Yere nasıl basarsak yukarıya doğru diz, kalça, bel, sırt ve hatta boynumuza yansıması da ona göre olacaktır. Ayakta normal basma durumunda vücut ağırlığının yarısını sağ ayak diğer yarısını ise sol ayak taşımalıdır. Ön ve arka dağılımına bakacak olursak bunun da yarısını ayağın ön tarafı diğer yarısını da ayağın arka tarafı taşımalıdır. Yani kısacası vücudumuzu sağ ön, sağ arka, sol ön ve sol arka olacak şekilde dört parçaya ayırırsak her parça vücut ağırlığının %25’ini taşımalıdır. Eğer bu dağılımda bir dengesizlik oluşursa yukarıya doğru iletilen yük dağılımı da dengesiz olacaktır. Kişi eğer vücut ağırlığını ayaklarının arka bölümünde daha yoğun olarak taşıyorsa vücut dengeyi sağlamak için bel boşluğunu arttıracak ve ilerleyen dönemde bel fıtığı riskiyle karşı karşıya kalabilecektir. Vücut ağırlığını  ayaklarının ön bölümünde daha yoğun taşıyorsa  bu sefer dizlere daha fazla yük binecek ve dizde kıkırdak problemleri ve ilerleyen dönemde kireçlenme sorunlarıyla karşı karşıya kalabilecektir. Aynı şekilde vücut ağırlığını sağda ya da solda daha yoğun olacak şekilde taşıyorsa da  omurganın yana doğru eğriliği olan skolyoza neden olabilecektir.

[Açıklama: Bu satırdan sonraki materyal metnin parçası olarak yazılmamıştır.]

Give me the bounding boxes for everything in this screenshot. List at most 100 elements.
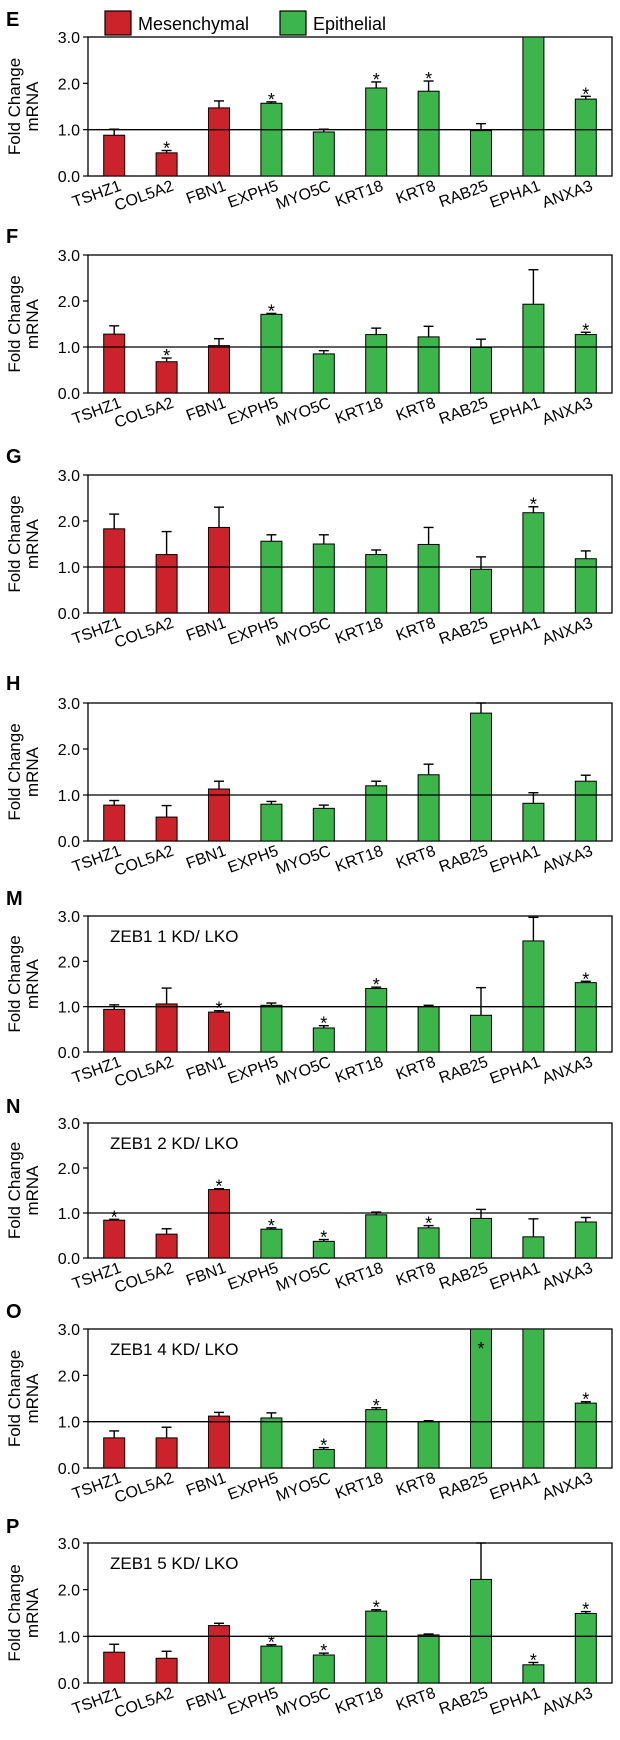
x-tick-label: EPHA1: [488, 843, 543, 877]
bar: [470, 1014, 492, 1053]
panel-annotation: ZEB1 2 KD/ LKO: [110, 1134, 239, 1153]
bar: [522, 36, 545, 177]
panel-O: O Fold Change mRNA 0.0 1.0 2.0 3.0 * * * * ZEB1 4 K…: [5, 1301, 613, 1507]
plot-frame: [87, 1328, 613, 1469]
x-tick-label: FBN1: [184, 1470, 228, 1500]
panel-annotation: ZEB1 1 KD/ LKO: [110, 927, 239, 946]
x-tick-label: RAB25: [437, 178, 491, 211]
x-tick-label: FBN1: [184, 395, 228, 425]
x-tick-label: ANXA3: [540, 395, 595, 429]
x-tick-label: MYO5C: [274, 1470, 333, 1505]
bar: [574, 1221, 597, 1259]
bar: [365, 87, 388, 177]
bar: [522, 940, 545, 1053]
bar: [155, 1657, 178, 1684]
y-tick-label: 0.0: [58, 834, 80, 851]
x-tick-label: RAB25: [437, 395, 491, 428]
x-tick-label: COL5A2: [112, 1260, 176, 1297]
x-tick-label: EXPH5: [226, 1054, 281, 1088]
panel-letter: E: [6, 9, 19, 31]
bar: [155, 1003, 178, 1053]
x-tick-label: MYO5C: [274, 1260, 333, 1295]
plot-frame: [87, 254, 613, 394]
bar: [470, 712, 492, 842]
x-tick-label: EPHA1: [488, 395, 543, 429]
bar: [417, 1421, 440, 1469]
plot-frame: [87, 915, 613, 1053]
x-tick-label: KRT18: [333, 843, 385, 876]
significance-star: *: [320, 1641, 327, 1661]
plot-frame: [87, 1542, 613, 1684]
y-tick-label: 1.0: [58, 788, 80, 805]
panel-letter: M: [6, 888, 23, 910]
plot-frame: [87, 474, 613, 614]
x-tick-label: KRT8: [394, 1685, 438, 1715]
x-tick-label: COL5A2: [112, 395, 176, 432]
y-tick-label: 0.0: [58, 1251, 80, 1268]
bar: [155, 1437, 178, 1469]
y-axis-label: mRNA: [23, 1587, 42, 1638]
plot-frame: [87, 1122, 613, 1259]
x-tick-label: EXPH5: [226, 395, 281, 429]
x-tick-label: MYO5C: [274, 1685, 333, 1720]
bar: [365, 334, 388, 394]
y-tick-label: 1.0: [58, 560, 80, 577]
bar: [365, 785, 388, 842]
x-tick-label: KRT18: [333, 178, 385, 211]
panel-annotation: ZEB1 5 KD/ LKO: [110, 1554, 239, 1573]
y-tick-label: 1.0: [58, 340, 80, 357]
y-tick-label: 2.0: [58, 742, 80, 759]
x-tick-label: COL5A2: [112, 615, 176, 652]
y-tick-label: 2.0: [58, 1583, 80, 1600]
x-tick-label: COL5A2: [112, 1685, 176, 1722]
y-tick-label: 1.0: [58, 1415, 80, 1432]
bar: [365, 988, 388, 1053]
y-axis-label: Fold Change: [5, 1350, 24, 1447]
y-tick-label: 2.0: [58, 1161, 80, 1178]
panel-letter: F: [6, 226, 18, 248]
x-tick-label: MYO5C: [274, 615, 333, 650]
bar: [522, 1328, 545, 1469]
bar: [155, 554, 178, 614]
significance-star: *: [163, 346, 170, 366]
significance-star: *: [215, 999, 222, 1019]
significance-star: *: [268, 1216, 275, 1236]
x-tick-label: KRT8: [394, 843, 438, 873]
bar: [470, 1578, 492, 1684]
bar: [260, 540, 283, 614]
x-tick-label: RAB25: [437, 843, 491, 876]
bar: [417, 774, 440, 842]
x-tick-label: KRT18: [333, 615, 385, 648]
x-tick-label: KRT8: [394, 1054, 438, 1084]
significance-star: *: [582, 969, 589, 989]
x-tick-label: FBN1: [184, 1260, 228, 1290]
plot-frame: [87, 702, 613, 842]
significance-star: *: [373, 70, 380, 90]
y-tick-label: 0.0: [58, 1461, 80, 1478]
x-tick-label: COL5A2: [112, 1470, 176, 1507]
y-axis-label: Fold Change: [5, 723, 24, 820]
y-axis-label: Fold Change: [5, 1564, 24, 1661]
significance-star: *: [373, 1396, 380, 1416]
y-tick-label: 1.0: [58, 123, 80, 140]
bar: [312, 353, 335, 394]
x-tick-label: KRT8: [394, 178, 438, 208]
panel-N: N Fold Change mRNA 0.0 1.0 2.0 3.0 * * * * * ZEB1 2 …: [5, 1096, 613, 1297]
y-axis-label: mRNA: [23, 518, 42, 569]
bar: [574, 98, 597, 177]
significance-star: *: [530, 1650, 537, 1670]
bar: [103, 1651, 126, 1684]
panel-letter: N: [6, 1096, 20, 1118]
x-tick-label: KRT8: [394, 395, 438, 425]
bar: [574, 780, 597, 842]
x-tick-label: KRT18: [333, 1260, 385, 1293]
significance-star: *: [425, 69, 432, 89]
significance-star: *: [425, 1214, 432, 1234]
significance-star: *: [530, 495, 537, 515]
y-tick-label: 3.0: [58, 696, 80, 713]
y-tick-label: 0.0: [58, 386, 80, 403]
bar: [260, 1417, 283, 1469]
x-tick-label: EXPH5: [226, 1260, 281, 1294]
bar: [470, 346, 492, 394]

Ayaktaki basma problemlerini ikiye ayırıyoruz. Birincisinde ayak bileğinin ayağa göre olan açısına bakılır yani yürüme esnasında topuk kemiğinin içe ya da dışa kaymasıdır. İkincisi ise ayak uzun arkı dediğimiz topuk kemiğinden başlayıp parmak köklerine kadar uzanan ayak kavisinin artması (pescavus) ya da azalması (pesplanus – düz taban) durumudur. Ayak tabanındaki bu problemler genetik olabileceği gibi yanlış ayakkabı kullanımına bağlı sonradan da edinilmiş olabilir. Ayakkabı seçiminde en az 2 cm dolgu topuk olmasına, topuk kemiğini kavrayan bölümünün sert olmasına, ayak taban bölümünün mümkün olduğunca geniş olmasına, tabanı iyi desteklemesine, ön kısmının dar olmamasına dikkat edilmelidir. Günümüzde bu problemlerin teşhisi için “Bilgisayarlı Yürüme Analizi” yapılmaktadır. Bu analiz yönteminde kişi basınç sensörleriyle donatılmış düz bir platform üzerinde yürür. Bu sensörler vasıtasıyla ayak tabanının basınç haritası çıkarılmış ve bilgisayar ekranına yönlendirilmiş olur. 3 boyutlu yapılan bu analizler sayesinde ayakta sabit dururken (statik) ya da yürüme esnasında (dinamik) ayağın hangi bölümüne ne kadar yük verildiğini, yürüme sırasında ayak tabanının hangi bölümünün yerle ne kadar süreyle temas ettiğini ölçümlemiş oluruz. Analiz sonuçlarına göre kişiye uygun egzersiz programları oluşturulmalı, gerekli görülen durumlarda ise kişiye özel tabanlıklar ya da özel ayakkabılar yapılmalıdır.